4.Vorderingen en beslissing van de rechtbank

4.1
[appellant] heeft de Staat gedagvaard en gevorderd dat, samengevat, de Staat wordt veroordeeld tot betaling van
I. € 20.000,- aan smartengeld, inclusief onrechtmatige bewaring en uitzetting en exclusief eventuele behandelingskosten en kosten van rechtshulp, te vermeerderen met wettelijke rente;
II. de bestuurlijke dwangsom, te vermeerderen met wettelijke rente;
III. de proces- en nakosten, te vermeerderen met wettelijke rente.
4.2
De rechtbank heeft [appellant] niet-ontvankelijk verklaard in vordering II en heeft de vorderingen I en III afgewezen. De rechtbank heeft [appellant] veroordeeld in de kosten van het geding.

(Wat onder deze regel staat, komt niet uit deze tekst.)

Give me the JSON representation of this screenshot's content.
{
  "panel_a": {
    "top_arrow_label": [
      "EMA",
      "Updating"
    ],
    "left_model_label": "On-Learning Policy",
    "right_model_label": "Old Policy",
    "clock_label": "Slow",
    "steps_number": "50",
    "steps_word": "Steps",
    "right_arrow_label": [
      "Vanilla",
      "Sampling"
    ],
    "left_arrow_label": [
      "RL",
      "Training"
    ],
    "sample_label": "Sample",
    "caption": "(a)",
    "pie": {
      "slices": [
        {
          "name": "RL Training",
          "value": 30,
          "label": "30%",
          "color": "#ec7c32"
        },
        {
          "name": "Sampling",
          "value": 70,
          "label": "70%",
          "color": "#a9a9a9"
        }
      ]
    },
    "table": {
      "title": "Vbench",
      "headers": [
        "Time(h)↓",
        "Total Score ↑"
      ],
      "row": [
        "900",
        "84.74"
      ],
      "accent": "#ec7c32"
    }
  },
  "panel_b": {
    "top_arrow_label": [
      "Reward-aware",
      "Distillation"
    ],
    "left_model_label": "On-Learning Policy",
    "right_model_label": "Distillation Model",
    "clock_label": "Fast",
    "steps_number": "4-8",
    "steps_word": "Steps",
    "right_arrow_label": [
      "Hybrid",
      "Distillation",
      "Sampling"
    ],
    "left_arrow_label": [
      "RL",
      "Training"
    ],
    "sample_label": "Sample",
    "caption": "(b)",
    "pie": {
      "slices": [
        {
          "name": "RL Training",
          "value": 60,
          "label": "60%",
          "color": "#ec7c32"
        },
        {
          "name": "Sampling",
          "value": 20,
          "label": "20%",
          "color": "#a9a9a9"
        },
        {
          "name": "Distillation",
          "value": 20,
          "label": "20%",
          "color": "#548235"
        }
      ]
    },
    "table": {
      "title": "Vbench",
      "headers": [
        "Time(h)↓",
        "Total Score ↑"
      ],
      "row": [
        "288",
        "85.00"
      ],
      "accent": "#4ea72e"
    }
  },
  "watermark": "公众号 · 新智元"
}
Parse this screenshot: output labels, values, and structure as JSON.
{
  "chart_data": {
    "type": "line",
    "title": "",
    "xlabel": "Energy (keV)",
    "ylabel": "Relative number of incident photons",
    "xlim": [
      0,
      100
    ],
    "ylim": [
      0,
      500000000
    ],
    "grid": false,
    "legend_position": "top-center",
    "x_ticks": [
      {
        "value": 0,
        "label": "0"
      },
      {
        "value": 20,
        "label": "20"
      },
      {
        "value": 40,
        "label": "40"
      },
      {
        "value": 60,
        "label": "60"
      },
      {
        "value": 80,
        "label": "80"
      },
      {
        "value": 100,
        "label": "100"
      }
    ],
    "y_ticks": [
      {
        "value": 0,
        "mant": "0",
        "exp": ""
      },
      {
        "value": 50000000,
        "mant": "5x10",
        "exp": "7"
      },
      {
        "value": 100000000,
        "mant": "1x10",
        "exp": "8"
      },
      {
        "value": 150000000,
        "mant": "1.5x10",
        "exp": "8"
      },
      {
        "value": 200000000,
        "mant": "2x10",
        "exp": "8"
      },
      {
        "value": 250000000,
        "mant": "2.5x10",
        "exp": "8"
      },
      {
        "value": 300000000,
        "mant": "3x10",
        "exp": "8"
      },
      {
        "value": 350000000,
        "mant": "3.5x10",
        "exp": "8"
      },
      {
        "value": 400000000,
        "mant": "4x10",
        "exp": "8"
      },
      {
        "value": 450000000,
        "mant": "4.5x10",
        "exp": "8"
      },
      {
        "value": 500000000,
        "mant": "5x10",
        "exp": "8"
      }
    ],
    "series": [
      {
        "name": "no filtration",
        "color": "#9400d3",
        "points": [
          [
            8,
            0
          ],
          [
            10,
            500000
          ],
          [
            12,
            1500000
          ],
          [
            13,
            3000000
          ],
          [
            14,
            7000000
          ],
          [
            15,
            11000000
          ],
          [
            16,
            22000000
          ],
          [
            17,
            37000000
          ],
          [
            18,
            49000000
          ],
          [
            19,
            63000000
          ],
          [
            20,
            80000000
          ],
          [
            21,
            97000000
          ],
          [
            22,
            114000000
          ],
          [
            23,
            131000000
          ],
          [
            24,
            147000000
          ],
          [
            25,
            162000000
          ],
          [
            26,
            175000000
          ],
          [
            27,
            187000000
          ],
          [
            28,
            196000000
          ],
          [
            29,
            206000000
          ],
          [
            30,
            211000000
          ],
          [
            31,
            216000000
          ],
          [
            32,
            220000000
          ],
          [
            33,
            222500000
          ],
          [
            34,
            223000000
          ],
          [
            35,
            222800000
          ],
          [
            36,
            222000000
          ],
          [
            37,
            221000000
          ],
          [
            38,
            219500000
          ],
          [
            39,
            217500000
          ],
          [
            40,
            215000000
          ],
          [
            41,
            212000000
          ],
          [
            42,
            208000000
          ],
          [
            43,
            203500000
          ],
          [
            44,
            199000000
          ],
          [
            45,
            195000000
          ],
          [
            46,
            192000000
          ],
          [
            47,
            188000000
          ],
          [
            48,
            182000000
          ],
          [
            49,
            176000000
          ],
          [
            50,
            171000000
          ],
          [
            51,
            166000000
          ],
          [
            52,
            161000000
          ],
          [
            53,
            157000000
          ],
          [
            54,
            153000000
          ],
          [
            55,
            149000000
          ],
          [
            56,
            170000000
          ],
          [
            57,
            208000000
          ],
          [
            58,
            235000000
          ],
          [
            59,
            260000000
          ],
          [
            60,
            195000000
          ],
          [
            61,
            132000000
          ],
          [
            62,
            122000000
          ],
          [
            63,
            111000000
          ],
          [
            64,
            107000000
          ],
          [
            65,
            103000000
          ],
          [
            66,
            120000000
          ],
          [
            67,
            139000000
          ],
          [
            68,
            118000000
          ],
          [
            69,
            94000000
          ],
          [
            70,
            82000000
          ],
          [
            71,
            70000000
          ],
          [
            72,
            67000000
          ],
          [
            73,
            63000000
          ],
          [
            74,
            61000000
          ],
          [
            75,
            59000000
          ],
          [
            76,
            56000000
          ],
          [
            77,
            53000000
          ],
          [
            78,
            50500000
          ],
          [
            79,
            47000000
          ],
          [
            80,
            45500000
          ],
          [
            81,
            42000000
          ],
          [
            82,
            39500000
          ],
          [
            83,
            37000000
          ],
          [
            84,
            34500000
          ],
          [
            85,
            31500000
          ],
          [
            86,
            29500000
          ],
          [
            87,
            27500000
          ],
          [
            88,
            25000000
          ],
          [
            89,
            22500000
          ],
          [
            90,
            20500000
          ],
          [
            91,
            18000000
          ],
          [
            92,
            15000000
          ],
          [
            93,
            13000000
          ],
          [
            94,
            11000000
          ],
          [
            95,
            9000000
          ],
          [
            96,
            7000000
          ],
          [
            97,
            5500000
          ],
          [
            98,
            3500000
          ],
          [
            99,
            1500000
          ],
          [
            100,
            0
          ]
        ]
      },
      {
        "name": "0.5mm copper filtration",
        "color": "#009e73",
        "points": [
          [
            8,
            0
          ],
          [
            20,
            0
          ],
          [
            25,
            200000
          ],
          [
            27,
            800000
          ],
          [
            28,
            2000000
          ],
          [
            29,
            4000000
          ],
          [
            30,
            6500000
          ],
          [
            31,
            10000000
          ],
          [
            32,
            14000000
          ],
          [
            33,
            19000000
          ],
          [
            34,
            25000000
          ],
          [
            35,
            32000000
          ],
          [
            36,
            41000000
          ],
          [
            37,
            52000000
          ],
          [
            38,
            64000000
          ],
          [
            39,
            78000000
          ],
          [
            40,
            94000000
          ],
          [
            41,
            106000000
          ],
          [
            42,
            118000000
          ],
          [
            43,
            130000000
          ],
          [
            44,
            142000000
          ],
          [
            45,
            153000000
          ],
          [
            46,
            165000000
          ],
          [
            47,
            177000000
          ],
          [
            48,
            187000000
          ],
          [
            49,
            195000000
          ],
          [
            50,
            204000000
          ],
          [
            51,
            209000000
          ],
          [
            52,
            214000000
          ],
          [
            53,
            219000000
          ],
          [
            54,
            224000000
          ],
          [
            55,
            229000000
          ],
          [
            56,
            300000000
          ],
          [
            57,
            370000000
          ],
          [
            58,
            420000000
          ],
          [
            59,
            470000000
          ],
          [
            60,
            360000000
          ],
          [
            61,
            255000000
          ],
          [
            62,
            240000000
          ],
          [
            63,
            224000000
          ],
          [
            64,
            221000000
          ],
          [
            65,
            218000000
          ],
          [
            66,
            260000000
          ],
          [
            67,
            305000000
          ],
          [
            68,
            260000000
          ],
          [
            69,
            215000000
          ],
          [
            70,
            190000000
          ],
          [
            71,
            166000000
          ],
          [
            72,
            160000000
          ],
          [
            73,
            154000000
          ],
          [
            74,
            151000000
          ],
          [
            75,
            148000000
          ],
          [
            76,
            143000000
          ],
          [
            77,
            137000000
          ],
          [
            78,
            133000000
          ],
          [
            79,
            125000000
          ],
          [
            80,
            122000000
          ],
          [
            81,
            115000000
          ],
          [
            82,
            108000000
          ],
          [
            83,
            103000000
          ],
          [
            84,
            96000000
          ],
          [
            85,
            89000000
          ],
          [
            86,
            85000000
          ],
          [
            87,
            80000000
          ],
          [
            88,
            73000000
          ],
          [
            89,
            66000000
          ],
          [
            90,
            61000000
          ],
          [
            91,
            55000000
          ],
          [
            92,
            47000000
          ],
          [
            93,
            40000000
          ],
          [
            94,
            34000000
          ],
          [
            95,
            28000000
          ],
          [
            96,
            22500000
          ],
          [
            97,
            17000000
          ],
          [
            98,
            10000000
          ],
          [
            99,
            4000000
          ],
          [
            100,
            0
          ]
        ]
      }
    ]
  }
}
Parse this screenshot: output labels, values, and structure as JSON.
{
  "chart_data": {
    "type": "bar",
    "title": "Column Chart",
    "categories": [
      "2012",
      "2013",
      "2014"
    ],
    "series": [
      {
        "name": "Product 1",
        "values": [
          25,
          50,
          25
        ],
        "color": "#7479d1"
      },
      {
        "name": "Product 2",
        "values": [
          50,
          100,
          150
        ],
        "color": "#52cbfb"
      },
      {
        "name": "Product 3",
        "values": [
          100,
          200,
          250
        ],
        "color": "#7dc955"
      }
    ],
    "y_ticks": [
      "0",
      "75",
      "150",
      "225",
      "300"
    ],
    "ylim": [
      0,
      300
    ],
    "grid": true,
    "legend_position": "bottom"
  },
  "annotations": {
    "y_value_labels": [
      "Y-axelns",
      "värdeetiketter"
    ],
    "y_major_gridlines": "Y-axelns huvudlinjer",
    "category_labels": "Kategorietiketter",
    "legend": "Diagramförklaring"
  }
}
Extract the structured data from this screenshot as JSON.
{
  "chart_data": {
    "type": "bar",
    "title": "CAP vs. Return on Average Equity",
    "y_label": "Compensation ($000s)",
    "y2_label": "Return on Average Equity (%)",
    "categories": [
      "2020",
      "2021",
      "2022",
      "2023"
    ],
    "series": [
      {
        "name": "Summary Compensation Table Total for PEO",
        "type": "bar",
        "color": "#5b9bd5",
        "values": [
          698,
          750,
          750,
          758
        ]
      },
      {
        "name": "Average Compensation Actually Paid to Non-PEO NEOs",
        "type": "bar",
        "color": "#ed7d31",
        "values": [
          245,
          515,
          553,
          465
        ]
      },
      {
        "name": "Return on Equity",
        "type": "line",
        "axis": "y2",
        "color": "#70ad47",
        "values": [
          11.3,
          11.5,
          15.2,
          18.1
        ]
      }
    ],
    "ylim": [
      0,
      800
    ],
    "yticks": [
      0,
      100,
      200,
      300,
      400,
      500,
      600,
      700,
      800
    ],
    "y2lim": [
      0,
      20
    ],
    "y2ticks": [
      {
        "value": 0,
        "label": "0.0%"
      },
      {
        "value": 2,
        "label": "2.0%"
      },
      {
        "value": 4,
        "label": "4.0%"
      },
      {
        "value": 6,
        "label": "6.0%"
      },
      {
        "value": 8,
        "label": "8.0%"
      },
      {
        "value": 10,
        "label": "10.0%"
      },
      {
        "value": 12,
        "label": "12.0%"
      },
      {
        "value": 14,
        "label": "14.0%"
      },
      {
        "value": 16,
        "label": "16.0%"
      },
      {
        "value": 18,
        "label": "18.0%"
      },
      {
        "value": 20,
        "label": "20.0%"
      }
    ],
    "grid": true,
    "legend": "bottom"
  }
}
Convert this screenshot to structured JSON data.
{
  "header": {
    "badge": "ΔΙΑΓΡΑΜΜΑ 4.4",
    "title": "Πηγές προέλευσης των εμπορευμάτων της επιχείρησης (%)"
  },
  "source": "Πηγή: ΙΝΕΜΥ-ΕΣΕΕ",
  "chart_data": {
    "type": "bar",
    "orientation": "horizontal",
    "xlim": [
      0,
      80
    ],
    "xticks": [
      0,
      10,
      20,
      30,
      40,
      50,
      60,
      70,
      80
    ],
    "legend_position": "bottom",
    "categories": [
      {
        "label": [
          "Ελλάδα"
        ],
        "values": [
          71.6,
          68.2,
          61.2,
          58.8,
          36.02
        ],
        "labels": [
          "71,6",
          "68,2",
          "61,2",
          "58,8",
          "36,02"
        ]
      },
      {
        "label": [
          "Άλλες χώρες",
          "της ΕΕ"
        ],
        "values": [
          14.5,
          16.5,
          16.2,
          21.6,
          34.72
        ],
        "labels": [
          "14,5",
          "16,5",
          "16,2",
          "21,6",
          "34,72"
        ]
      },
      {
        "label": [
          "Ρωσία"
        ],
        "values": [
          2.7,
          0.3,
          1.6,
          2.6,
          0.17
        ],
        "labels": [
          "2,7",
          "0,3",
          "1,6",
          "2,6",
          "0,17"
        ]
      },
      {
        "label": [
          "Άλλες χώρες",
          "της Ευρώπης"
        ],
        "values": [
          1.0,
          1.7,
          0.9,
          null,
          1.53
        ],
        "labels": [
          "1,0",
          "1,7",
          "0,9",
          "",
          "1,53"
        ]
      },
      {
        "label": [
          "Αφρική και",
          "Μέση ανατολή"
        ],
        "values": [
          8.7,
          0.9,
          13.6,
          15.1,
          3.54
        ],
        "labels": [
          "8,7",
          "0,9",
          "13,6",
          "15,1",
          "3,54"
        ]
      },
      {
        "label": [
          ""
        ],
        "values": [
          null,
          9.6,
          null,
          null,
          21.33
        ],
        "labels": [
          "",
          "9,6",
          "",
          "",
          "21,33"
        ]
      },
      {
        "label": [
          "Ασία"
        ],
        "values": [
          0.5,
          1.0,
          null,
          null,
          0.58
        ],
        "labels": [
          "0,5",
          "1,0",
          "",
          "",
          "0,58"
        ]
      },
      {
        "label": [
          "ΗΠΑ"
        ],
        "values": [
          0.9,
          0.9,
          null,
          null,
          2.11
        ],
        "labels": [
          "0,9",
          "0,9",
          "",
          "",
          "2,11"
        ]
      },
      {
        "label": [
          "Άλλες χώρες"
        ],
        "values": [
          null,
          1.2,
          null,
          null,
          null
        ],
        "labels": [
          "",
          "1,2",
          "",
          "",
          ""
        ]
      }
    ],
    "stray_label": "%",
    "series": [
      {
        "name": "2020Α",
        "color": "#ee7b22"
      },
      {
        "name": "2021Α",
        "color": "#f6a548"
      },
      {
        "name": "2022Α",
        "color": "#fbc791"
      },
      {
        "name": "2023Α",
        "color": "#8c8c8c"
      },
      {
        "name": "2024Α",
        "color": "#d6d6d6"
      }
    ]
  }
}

5.Vordering in hoger beroep en bezwaren tegen het vonnis

5.1
[appellant] vordert in hoger beroep dat het vonnis van de rechtbank wordt vernietigd. Hij vordert verder dat zijn vorderingen in eerste aanleg alsnog worden toegewezen en dat de Staat wordt veroordeeld in de kosten van het geding in eerste aanleg en in hoger beroep.
5.2
[appellant] voert aan dat de tweede asielweigering nooit formele rechtskracht heeft gekregen. De uitzetting hangende het hoger beroep tegen deze afwijzing van de asielaanvraag berustte op een uitspraak die geen formele rechtskracht had. De rechtbank heeft verder ten onrechte overwogen dat de uitspraak van het HvJ EU geen bijzondere omstandigheid vormt die een uitzondering op het beginsel van formele rechtskracht rechtvaardigt. Ook heeft de rechtbank ten onrechte overwogen dat de Staat de onrechtmatigheid niet heeft erkend. Tot slot heeft de rechtbank ten onrechte overwogen dat [appellant] niet-ontvankelijk is in zijn vordering met betrekking tot de bestuurlijke dwangsom.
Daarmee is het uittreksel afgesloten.